Why Luck Should Win the Heisman
On the other hand, Andrew Luck is the perfect candidate for the Heisman.
Having passed for 3,051 yards at a 70.2 percent completion rate for an average of 254.2 yards per game and throwing 28 touchdowns against only seven interceptions for a QB rating of 166.1, Luck has all the necessary statistics to win.
And that's without even counting his 51 rushes for 438 yards, enough for second best behind Stepfan Taylor on the team.
Furthermore, between his meandering 52-yard run for a touchdown against Wake Forest, his run and forearm shrug of Cal's Sean Cattouse at the Big Game and his vicious hit that lit up USC's Shareece Wright, he isn't lacking for highlight moments that will certainly be played and re-played by NFL scouts.
In fact, he's projected to go as high as No. 1 in next year's NFL draft.
Yes, Kellen Moore passed for 3,506 yards at a 71.0 percent completion rate and had 33 touchdowns against seven interceptions for a QB rating of 185.0; no doubt that is an impressive feat and he deserves to be in consideration for a Heisman.
But Luck did what he did all with a Stanford rushing offense that ranked in the Top 20 in rushing yards with 504 rushing attempts for 2,532 yards, compared to Boise State, who rushed 449 times for 2,401 yards.
And not to demean Boise State's achievements, but Luck passed well against statistically more formidable opponents in an AQ conference—the underrated Pac-10 Conference.
Most importantly, the Heisman Trust emphasizes not just being a great player, but also one who pursues "excellence with integrity" and "epitomize[s] great ability combined with diligence perseverance, and hard work."
Andrew Luck epitomizes the perfect student-athlete, holding his own against legitimate engineers and brainiacs while majoring in architectural design at one of the most challenging and prestigious universities in the world.
In one anecdote on his intelligence, Luck was once called to the front of a Stanford engineering class to solve a difficult problem on the board and successfully answered it, wowing everyone in the class.
This week, in the middle of finals on Tuesday, Andrew Luck stopped studying to have a press conference and showed exactly why he should win the Heisman.
He was just thankful to be in the discussion for the Heisman Trophy, and in his own self-deprecating way, mentioned how "luck-y" he was to be considered with all of the other Heisman finalists, whom he mentioned by name.

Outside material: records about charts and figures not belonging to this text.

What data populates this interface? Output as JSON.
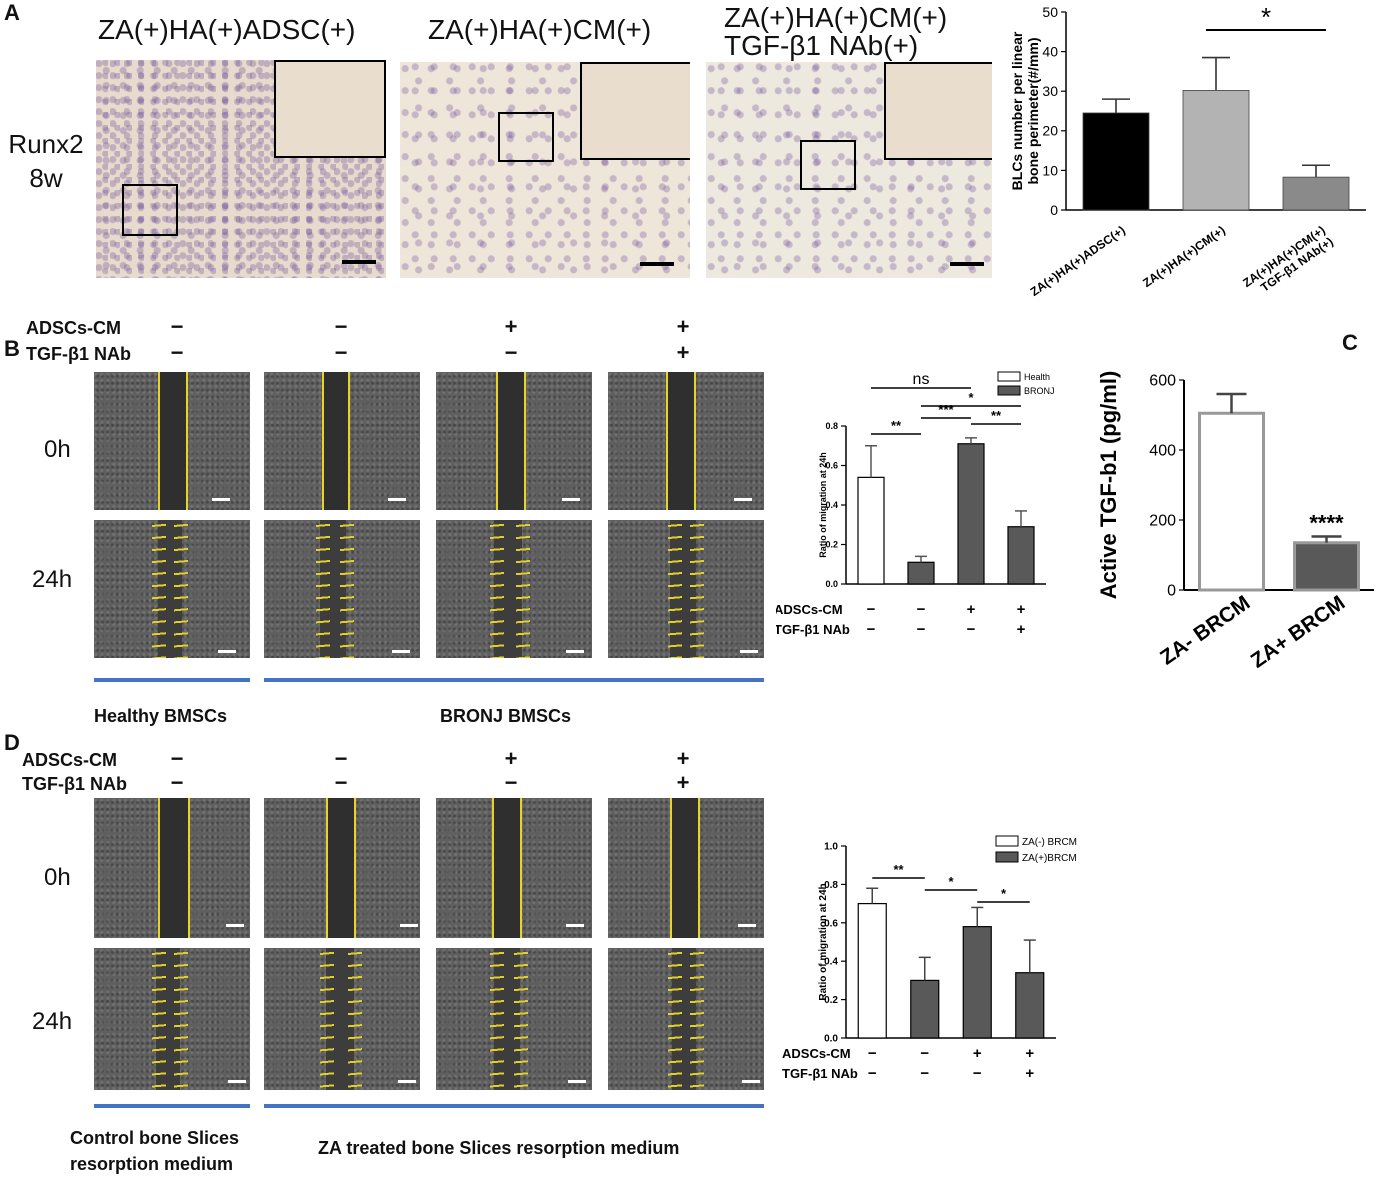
{
  "panels": {
    "A": "A",
    "B": "B",
    "C": "C",
    "D": "D"
  },
  "panelA": {
    "titles": [
      "ZA(+)HA(+)ADSC(+)",
      "ZA(+)HA(+)CM(+)",
      "ZA(+)HA(+)CM(+)",
      "TGF-β1 NAb(+)"
    ],
    "side_label_1": "Runx2",
    "side_label_2": "8w"
  },
  "panelB": {
    "cond1": "ADSCs-CM",
    "cond2": "TGF-β1 NAb",
    "signs1": [
      "−",
      "−",
      "+",
      "+"
    ],
    "signs2": [
      "−",
      "−",
      "−",
      "+"
    ],
    "row0": "0h",
    "row24": "24h",
    "caption_left": "Healthy BMSCs",
    "caption_right": "BRONJ BMSCs"
  },
  "panelD": {
    "cond1": "ADSCs-CM",
    "cond2": "TGF-β1 NAb",
    "signs1": [
      "−",
      "−",
      "+",
      "+"
    ],
    "signs2": [
      "−",
      "−",
      "−",
      "+"
    ],
    "row0": "0h",
    "row24": "24h",
    "caption_left_1": "Control bone Slices",
    "caption_left_2": "resorption medium",
    "caption_right": "ZA treated bone Slices  resorption medium"
  },
  "chart_data": [
    {
      "id": "A",
      "type": "bar",
      "categories": [
        "ZA(+)HA(+)ADSC(+)",
        "ZA(+)HA(+)CM(+)",
        "ZA(+)HA(+)CM(+) TGF-β1 NAb(+)"
      ],
      "category_lines": [
        [
          "ZA(+)HA(+)ADSC(+)"
        ],
        [
          "ZA(+)HA(+)CM(+)"
        ],
        [
          "ZA(+)HA(+)CM(+)",
          "TGF-β1 NAb(+)"
        ]
      ],
      "values": [
        24.5,
        30.2,
        8.3
      ],
      "errors": [
        3.5,
        8.3,
        3.0
      ],
      "colors": [
        "#000000",
        "#b3b3b3",
        "#8a8a8a"
      ],
      "ylabel_lines": [
        "BLCs number per linear",
        "bone perimeter(#/mm)"
      ],
      "ylim": [
        0,
        50
      ],
      "yticks": [
        "0",
        "10",
        "20",
        "30",
        "40",
        "50"
      ],
      "significance": [
        {
          "from": 1,
          "to": 2,
          "label": "*"
        }
      ]
    },
    {
      "id": "B",
      "type": "bar",
      "values": [
        0.54,
        0.11,
        0.71,
        0.29
      ],
      "errors": [
        0.16,
        0.03,
        0.03,
        0.08
      ],
      "fill": [
        "#ffffff",
        "#595959",
        "#595959",
        "#595959"
      ],
      "legend": [
        "Health",
        "BRONJ"
      ],
      "ylabel": "Ratio of migration at 24h",
      "ylim": [
        0,
        0.8
      ],
      "yticks": [
        "0.0",
        "0.2",
        "0.4",
        "0.6",
        "0.8"
      ],
      "xrow1_label": "ADSCs-CM",
      "xrow2_label": "TGF-β1 NAb",
      "xrow1": [
        "−",
        "−",
        "+",
        "+"
      ],
      "xrow2": [
        "−",
        "−",
        "−",
        "+"
      ],
      "significance": [
        {
          "from": 0,
          "to": 2,
          "label": "ns"
        },
        {
          "from": 1,
          "to": 3,
          "label": "*"
        },
        {
          "from": 0,
          "to": 1,
          "label": "**"
        },
        {
          "from": 1,
          "to": 2,
          "label": "***"
        },
        {
          "from": 2,
          "to": 3,
          "label": "**"
        }
      ]
    },
    {
      "id": "C",
      "type": "bar",
      "categories": [
        "ZA- BRCM",
        "ZA+ BRCM"
      ],
      "values": [
        505,
        135
      ],
      "errors": [
        55,
        18
      ],
      "fill": [
        "#ffffff",
        "#595959"
      ],
      "ylabel": "Active TGF-b1 (pg/ml)",
      "ylim": [
        0,
        600
      ],
      "yticks": [
        "0",
        "200",
        "400",
        "600"
      ],
      "annotation": "****"
    },
    {
      "id": "D",
      "type": "bar",
      "values": [
        0.7,
        0.3,
        0.58,
        0.34
      ],
      "errors": [
        0.08,
        0.12,
        0.1,
        0.17
      ],
      "fill": [
        "#ffffff",
        "#595959",
        "#595959",
        "#595959"
      ],
      "legend": [
        "ZA(-) BRCM",
        "ZA(+)BRCM"
      ],
      "ylabel": "Ratio of migration at 24h",
      "ylim": [
        0,
        1.0
      ],
      "yticks": [
        "0.0",
        "0.2",
        "0.4",
        "0.6",
        "0.8",
        "1.0"
      ],
      "xrow1_label": "ADSCs-CM",
      "xrow2_label": "TGF-β1 NAb",
      "xrow1": [
        "−",
        "−",
        "+",
        "+"
      ],
      "xrow2": [
        "−",
        "−",
        "−",
        "+"
      ],
      "significance": [
        {
          "from": 0,
          "to": 1,
          "label": "**"
        },
        {
          "from": 1,
          "to": 2,
          "label": "*"
        },
        {
          "from": 2,
          "to": 3,
          "label": "*"
        }
      ]
    }
  ]
}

Furthermore, he said that he hoped for a victory not based on off-the-field incidents, an obvious allusion to Cam Newton's situation, but based on on-field achievements.
But that's where Luck is wrong: He should win, and not just because of his on-field exploits.
He should win because he has been one of the best quarterbacks in college football, and also because he has shown the best character off the field.
He is not just an athlete; he is a student-athlete. And a damn good one, at that.
It's a shame he probably won't win it.